Your tween wants a smartphone very badly. So badly that it physically hurts. And they’re giving you soooo many reasons why.
They’re going to middle school … they need it to collaborate with peers on school projects … they need it to tell you where they are … when they’ll be home … when the school bus is late. It’ll help you, dear parent, they vow. Plus, all their friends have one, and they feel left out. Come on! Pleeeeeeze.
Before you click “place order” on that smartphone, pause and consider a few insights from a person who makes a living helping parents and tweens navigate the murky waters of smartphones and social media.

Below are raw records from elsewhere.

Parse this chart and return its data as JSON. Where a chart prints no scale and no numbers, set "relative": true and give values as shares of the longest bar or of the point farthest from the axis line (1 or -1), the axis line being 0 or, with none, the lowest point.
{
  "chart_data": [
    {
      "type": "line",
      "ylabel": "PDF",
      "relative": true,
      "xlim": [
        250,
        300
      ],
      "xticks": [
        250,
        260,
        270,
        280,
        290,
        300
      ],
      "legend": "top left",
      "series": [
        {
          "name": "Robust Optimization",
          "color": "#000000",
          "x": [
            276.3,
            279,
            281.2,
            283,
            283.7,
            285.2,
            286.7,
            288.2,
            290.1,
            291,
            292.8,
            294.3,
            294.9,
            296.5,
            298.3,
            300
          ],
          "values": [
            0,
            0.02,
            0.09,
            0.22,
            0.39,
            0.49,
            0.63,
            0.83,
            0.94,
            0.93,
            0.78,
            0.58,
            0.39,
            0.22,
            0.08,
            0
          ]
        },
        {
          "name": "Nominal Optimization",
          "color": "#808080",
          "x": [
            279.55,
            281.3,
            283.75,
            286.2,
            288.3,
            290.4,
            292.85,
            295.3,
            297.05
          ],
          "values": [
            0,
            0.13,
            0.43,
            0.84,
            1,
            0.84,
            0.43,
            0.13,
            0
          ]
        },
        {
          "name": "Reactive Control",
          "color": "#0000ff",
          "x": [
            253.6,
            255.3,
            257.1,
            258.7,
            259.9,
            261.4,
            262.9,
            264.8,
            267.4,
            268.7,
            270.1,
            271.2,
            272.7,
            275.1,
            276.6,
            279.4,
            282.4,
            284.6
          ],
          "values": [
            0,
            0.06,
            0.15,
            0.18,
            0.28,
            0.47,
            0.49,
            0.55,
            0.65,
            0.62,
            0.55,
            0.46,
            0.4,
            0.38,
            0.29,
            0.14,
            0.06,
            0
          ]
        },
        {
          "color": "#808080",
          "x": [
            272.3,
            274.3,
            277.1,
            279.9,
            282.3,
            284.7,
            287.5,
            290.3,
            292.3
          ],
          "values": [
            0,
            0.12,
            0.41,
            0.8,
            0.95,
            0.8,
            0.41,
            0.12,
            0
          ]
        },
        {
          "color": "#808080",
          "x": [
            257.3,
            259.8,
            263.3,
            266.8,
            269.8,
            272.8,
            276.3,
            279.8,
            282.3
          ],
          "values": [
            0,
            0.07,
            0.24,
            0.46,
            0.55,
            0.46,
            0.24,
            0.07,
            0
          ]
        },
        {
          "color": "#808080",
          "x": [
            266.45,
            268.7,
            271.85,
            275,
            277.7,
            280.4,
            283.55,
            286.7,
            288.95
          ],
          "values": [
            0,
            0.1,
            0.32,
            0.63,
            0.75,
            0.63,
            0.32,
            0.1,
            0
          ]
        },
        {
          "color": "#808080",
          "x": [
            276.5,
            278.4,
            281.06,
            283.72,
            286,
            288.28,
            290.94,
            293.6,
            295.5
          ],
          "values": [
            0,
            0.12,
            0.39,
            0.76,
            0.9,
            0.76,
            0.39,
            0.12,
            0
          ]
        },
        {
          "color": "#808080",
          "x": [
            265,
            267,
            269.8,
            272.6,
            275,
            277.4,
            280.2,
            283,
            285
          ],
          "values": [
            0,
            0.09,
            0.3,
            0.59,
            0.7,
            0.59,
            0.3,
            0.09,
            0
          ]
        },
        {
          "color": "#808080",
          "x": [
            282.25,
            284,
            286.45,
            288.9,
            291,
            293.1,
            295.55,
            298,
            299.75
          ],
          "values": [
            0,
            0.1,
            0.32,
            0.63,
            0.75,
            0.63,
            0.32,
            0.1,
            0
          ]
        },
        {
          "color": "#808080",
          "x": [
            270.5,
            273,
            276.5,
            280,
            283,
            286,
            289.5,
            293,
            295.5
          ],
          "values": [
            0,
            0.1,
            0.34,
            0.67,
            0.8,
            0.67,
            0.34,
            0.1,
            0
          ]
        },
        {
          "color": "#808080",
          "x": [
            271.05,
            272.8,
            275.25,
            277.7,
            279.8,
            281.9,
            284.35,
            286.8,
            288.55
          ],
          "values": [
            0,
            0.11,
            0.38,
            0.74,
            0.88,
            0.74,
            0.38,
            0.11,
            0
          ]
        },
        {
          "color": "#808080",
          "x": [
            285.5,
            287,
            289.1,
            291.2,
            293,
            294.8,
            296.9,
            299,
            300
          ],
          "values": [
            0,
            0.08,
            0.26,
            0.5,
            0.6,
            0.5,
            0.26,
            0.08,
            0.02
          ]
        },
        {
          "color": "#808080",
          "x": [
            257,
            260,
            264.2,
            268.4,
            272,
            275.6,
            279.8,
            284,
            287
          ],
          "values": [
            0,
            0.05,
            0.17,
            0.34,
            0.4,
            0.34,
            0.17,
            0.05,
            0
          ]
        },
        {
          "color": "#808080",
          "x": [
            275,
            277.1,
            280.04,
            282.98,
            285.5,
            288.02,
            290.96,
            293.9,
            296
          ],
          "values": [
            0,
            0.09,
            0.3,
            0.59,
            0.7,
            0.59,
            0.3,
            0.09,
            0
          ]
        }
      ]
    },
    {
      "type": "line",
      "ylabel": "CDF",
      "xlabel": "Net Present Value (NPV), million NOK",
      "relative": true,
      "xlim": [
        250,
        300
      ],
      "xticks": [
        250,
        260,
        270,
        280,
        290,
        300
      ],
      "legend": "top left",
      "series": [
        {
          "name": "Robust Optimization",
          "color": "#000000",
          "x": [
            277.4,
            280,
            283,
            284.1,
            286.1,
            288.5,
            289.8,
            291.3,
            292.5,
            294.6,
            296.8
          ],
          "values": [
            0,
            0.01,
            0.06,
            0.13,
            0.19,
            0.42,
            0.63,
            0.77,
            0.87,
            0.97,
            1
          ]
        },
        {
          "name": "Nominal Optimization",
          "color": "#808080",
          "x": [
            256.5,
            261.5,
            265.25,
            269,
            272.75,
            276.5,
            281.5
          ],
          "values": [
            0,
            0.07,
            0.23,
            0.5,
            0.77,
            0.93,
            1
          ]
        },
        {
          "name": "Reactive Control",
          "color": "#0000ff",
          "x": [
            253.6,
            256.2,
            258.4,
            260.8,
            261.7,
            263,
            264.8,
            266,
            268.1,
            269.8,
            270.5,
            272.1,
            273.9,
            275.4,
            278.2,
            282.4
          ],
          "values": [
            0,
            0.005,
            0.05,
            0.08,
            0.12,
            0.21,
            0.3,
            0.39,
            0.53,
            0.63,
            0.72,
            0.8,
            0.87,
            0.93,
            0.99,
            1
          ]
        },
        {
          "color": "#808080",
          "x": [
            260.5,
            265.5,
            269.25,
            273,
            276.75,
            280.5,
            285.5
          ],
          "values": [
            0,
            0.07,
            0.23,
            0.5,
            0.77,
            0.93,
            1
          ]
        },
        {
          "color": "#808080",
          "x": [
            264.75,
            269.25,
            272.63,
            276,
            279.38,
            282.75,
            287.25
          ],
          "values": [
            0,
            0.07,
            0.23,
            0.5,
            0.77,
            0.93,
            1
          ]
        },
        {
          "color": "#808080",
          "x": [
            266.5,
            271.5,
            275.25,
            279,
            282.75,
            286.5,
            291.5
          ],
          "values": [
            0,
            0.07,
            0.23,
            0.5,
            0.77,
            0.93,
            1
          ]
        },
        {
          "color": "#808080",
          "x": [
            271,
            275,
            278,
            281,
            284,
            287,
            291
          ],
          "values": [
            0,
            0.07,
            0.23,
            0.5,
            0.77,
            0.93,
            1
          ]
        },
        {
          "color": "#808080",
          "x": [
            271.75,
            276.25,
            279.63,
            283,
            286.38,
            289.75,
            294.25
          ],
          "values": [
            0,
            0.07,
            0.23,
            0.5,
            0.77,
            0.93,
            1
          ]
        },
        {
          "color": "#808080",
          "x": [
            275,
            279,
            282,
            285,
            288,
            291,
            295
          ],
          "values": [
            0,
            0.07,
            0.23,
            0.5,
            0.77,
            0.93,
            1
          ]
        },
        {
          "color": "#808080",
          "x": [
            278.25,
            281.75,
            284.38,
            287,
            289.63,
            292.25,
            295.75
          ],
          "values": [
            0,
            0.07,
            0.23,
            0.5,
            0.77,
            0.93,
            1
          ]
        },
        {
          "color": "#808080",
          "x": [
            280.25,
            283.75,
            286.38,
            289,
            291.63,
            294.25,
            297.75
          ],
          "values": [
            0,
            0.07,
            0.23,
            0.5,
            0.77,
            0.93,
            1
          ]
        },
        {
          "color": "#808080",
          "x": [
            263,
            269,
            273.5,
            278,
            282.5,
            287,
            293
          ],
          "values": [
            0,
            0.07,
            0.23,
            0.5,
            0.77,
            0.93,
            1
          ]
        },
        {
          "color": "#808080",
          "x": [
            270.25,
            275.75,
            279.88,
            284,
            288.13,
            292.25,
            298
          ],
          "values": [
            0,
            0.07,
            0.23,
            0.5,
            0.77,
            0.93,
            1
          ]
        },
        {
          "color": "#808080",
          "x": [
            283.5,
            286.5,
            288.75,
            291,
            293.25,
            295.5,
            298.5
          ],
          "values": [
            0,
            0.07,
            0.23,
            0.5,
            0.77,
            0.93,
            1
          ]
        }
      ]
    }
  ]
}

Emily Cherkin spent more than a decade as a middle school teacher during the early aughts. She watched first-hand as the presence of smartphones transformed life for middle schoolers. For the past four years, she’s been working as a screen-time consultant, coaching parents about digital technology.
Her first piece of advice about when to give a child a smartphone and allow them to access social media was reiterated by other experts over and over again: Delay, delay, delay.
‘I wish I knew then what I know now’
“I have talked to hundreds of parents,” Cherkin explains, “and no one has ever said to me, ‘I wish I gave my kid a phone earlier’ or ‘I wish I’d given them social media access sooner.’ Never.”
In fact, parents tell her the opposite. “I always hear, ‘I wish I had waited. I wish I knew then what I know now,’ ” she says, “because boy, once you give a child one of these devices or technologies, it is so much harder to take it back.”